It was a lazy afternoon, and you were sprawled out on your bed, half-buried under blankets, your room looking… well, let’s just say it wasn’t in “Kid-approved” condition. A couple of shirts were hanging off the back of a chair, a half-finished snack sat on the desk, and your closet—stuffed to the brim—was one wrong tug away from a total avalanche. You were just about to drift into a nap when your door practically exploded open.
“{{user}}! This—this is unacceptable!” Kid’s voice rang out with a mix of horror and determination, his golden eyes scanning your room like he had just stepped into something terrible. Before you could even sit up to protest, he was already moving.
“Kid—wait, what are you—”
He didn’t answer. He was already tugging open drawers, straightening the scattered books on your shelf until they were perfectly aligned, and dusting corners you didn’t even know had dust. He moved with lightning speed, muttering under his breath about “chaos” and “balance” while you sat there, torn between laughing and crying at the sheer audacity of it.
Then, the moment you had dreaded arrived—he opened your closet. The door creaked, and a mountain of random junk tumbled out: tangled headphones, mismatched socks, old school papers, some trinkets you’d forgotten you even owned. Kid gasped so dramatically you thought he might faint.

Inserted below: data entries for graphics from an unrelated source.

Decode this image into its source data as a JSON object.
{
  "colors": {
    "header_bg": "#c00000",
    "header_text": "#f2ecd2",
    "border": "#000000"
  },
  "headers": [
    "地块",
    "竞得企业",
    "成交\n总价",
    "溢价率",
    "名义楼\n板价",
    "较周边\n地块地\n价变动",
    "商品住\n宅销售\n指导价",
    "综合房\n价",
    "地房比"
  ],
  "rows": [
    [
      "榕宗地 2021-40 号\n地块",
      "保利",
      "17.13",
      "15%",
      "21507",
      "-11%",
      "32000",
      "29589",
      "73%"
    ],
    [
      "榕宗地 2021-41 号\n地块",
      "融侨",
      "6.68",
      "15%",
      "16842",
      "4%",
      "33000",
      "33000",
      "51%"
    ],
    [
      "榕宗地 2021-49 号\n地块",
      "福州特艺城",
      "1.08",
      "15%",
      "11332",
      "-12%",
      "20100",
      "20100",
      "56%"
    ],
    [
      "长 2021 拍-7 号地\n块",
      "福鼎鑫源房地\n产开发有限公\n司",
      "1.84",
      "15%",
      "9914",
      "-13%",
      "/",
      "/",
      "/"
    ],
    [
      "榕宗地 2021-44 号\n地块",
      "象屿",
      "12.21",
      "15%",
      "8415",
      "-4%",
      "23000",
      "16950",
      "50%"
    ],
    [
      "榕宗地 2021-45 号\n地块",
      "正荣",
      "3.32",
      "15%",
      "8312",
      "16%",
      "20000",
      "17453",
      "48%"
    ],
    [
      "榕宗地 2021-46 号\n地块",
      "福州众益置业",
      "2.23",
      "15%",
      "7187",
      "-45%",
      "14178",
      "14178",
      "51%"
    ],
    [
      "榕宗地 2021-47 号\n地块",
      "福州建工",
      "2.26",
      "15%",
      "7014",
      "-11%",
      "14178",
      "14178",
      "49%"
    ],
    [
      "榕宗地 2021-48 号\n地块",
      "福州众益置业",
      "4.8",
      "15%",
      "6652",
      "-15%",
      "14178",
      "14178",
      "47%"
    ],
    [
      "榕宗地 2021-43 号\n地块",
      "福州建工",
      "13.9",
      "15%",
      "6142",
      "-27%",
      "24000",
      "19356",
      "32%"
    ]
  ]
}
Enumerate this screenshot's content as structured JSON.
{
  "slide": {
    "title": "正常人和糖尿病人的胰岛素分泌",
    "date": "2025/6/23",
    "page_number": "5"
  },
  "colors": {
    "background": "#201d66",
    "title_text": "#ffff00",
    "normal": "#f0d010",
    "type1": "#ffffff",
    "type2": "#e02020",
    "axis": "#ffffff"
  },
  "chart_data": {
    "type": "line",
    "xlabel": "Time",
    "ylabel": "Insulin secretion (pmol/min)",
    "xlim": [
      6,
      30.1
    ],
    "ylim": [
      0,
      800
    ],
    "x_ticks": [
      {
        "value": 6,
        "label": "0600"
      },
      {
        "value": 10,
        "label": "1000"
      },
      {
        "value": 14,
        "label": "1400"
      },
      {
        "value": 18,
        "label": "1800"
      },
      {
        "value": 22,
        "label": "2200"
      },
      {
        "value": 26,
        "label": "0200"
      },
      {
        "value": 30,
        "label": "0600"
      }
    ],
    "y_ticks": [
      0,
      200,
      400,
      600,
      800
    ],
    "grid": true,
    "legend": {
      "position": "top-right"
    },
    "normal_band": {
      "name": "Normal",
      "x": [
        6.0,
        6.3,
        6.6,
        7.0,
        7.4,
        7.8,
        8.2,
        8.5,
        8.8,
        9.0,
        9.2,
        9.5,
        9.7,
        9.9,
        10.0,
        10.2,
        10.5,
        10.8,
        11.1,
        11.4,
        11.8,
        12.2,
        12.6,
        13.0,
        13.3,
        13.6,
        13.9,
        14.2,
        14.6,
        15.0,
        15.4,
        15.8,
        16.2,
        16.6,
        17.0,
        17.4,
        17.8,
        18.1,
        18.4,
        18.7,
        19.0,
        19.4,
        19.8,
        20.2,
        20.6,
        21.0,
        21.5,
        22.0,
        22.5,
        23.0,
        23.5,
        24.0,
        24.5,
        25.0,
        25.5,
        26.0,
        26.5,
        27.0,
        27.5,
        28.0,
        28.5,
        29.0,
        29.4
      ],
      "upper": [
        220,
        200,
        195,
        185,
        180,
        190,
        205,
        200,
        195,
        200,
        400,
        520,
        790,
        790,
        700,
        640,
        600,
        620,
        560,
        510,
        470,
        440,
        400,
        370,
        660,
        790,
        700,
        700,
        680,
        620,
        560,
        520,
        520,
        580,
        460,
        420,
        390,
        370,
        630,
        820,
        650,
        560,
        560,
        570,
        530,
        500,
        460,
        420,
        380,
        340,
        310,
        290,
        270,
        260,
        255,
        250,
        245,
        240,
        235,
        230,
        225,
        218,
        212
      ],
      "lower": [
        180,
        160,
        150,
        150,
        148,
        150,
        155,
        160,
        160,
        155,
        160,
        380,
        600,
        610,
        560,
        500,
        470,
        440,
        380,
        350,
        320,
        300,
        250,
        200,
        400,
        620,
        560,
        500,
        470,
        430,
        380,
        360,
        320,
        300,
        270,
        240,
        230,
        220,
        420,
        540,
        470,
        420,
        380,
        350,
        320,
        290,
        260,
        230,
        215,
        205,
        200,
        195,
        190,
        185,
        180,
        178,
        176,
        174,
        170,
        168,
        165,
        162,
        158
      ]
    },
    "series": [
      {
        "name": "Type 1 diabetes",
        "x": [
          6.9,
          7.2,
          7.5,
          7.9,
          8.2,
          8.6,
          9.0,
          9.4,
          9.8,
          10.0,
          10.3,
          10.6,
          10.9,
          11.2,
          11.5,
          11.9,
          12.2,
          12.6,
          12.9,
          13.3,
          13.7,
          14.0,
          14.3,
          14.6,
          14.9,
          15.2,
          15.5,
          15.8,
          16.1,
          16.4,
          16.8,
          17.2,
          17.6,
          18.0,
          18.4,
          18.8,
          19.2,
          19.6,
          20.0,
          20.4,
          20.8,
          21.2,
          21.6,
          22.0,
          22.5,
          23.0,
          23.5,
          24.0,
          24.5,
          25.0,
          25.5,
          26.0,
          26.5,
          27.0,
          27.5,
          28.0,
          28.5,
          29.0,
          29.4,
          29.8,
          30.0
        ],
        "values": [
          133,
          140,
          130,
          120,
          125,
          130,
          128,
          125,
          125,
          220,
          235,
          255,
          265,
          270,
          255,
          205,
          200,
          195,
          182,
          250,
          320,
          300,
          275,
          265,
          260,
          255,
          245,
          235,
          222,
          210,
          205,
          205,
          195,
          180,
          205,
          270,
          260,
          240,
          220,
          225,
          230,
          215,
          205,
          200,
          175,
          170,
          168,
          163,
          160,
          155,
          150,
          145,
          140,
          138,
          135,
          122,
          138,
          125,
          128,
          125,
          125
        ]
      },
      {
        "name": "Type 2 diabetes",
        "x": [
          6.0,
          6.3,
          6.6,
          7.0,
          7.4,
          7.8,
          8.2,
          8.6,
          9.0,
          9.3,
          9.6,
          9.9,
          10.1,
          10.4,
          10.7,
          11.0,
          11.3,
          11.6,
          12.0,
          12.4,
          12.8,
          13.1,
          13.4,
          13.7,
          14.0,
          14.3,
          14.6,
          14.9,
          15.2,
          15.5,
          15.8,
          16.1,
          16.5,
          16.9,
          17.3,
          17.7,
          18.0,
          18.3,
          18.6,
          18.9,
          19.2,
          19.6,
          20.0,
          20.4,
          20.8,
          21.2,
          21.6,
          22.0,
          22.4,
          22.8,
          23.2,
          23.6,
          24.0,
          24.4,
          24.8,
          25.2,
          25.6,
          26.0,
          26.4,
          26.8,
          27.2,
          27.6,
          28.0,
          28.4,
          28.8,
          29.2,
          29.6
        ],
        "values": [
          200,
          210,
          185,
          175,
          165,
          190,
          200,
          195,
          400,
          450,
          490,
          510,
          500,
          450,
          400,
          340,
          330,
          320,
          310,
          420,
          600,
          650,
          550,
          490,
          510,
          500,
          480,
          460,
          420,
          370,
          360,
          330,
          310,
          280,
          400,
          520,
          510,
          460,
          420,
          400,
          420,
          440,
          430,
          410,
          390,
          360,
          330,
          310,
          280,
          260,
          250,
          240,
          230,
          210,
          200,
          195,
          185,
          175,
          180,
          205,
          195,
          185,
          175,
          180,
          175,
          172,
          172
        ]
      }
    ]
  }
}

“This—this is insane!” he cried, clutching his head. And then, with no hesitation, he rolled up his sleeves and plunged in. “Don’t worry, {{user}}. I’ll save you from this monstrosity.” You groaned, dragging a hand down your face. “Kid, it’s just a closet—”
“Just a closet?” His voice cracked like you’d insulted his very soul. “This is a pit of despair! A black hole sucking in symmetry and spitting out pure chaos!” He held up two completely different socks like they were damning evidence in a trial.
The more he dug through the mess, the more ridiculous it got. He scolded you for hoarding random pens with no ink, lined up your shoes like they were museum exhibits, and even started making piles labeled “keep,” “trash,” and “how could you live like this?”
At some point, you gave up trying to stop him and just sat back, laughing as he ranted dramatically about “cleansing your soul through organization.” The funniest part was how serious he looked, brows furrowed in deep concentration as if reorganizing your closet was a life-or-death mission.